Charles - I like post-apocalyptic stuff too. However, this whole suborning the dominant myth of Western Culture for purposes of entertainment makes me uneasy. I suspect the entertainment may serve as a kind of conversion experience to a Good (Handsome) guy we identify with =justified violence.

In all honesty, I don't like big noisy movies all that much, I have to admit.

Clowncar said...

@eva - very funny, very perceptive.

It's disquieting how in Hollywood the guy fighting for justice and peace always does so with a great big gun.

Crazy Mel, before he got into the biblical apocalypse biz, actually made an excellent, utterly amoral movie called Payback once. Based on an equally amoral Richard Stark book.

Bungy32 said...

Okay, confession time (or am I in the wrong denomination for that?):

I saw "Legion." Something about the idea that Angels (most of them, anyway) were charged with destroying humanity appealed to me. Or maybe it was the tagline: "God is tired of your bulls#!t." Amen, sister!

Of course, it was an awful movie and I don't recommend it to anyone (not even on DVD). But there was one shining moment in it that I carry with me (spoiler alert): When the renegade angel, Michael, is asked why he isn't with the other angels in the mission to purge the Earth, he goes on about how despite all the ugliness in humanity, some of us still persevere with hope and goodness. Some of us try to care for one another, despite the cost to ourselves. At a time (remember last week???) when I was kind of despairing of any good in the world, it was nice to hear in one brief moment in an otherwise crappy movie a message I think I needed to hear.

I am not a particularly religious person. My "faith" is amorphous at best and shifts traditions regularly. But I do believe in listening to the universe. Whether it's the universe talking or my (our) incessant need to find patterns in the random doesn't really matter. The messages come in odd places -- babbling brooks, burning bushes, breath, subway posters next to sidewalk cracks, and sometimes (why not?) a single moment in an otherwise not very good film

Your found image here is beautiful and I love the annotations. And yes, oh yes, let us continue to challenge and move beyond reductive dualisms.

ArtSparker said...

Bungy - I'll buy that, plus, bonus, I don't have to see the movie. Thanks for that thoughtful comment.

Poet in Residence said...

Bungy 32, I'm inspired by your comment. I will blog.

ArtSparker said...

I just want to say...

Chuffed by the interchanges here.

Poet in Residence said...

Bungy 32, It's done in record time. It's called The Roman Coin.

ArtSparker said...

grrl - see also under The Who's "Behind blue eyes".

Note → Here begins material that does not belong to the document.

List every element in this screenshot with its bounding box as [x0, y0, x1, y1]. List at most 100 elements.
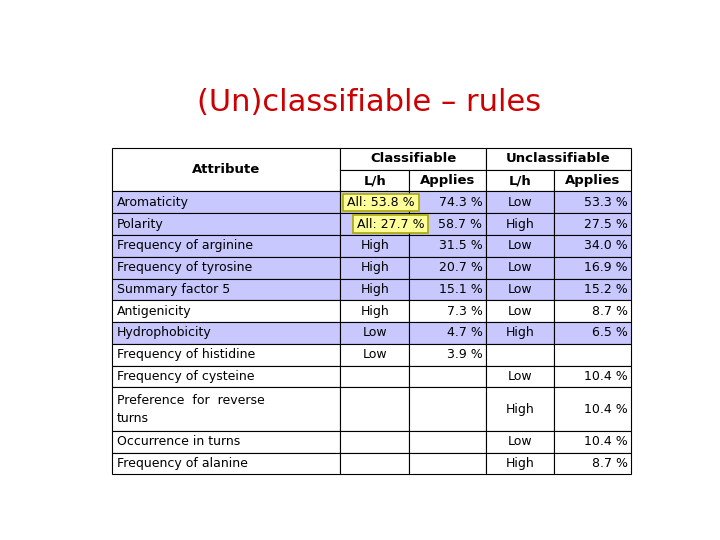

He, it's the Anglos that are causing all the trouble...

Dominic Rivron said...

A great film! I can still see that row of mounds, each with a sword stuck in the top.

Fresca said...

Ooh,, what a fun bunch of comments! Who knew Manichaeism was such a hot topic!

Can't wait to read what you have to say about "Seven Samurai" Susan!

After being so disappointed in "Avatar,"
I got thinking about movies about warriors that do the subject justice,
and I thought of "Seven Samurai":

the warrior, in proper balance, serves society;
out of balance, society serves the warrior.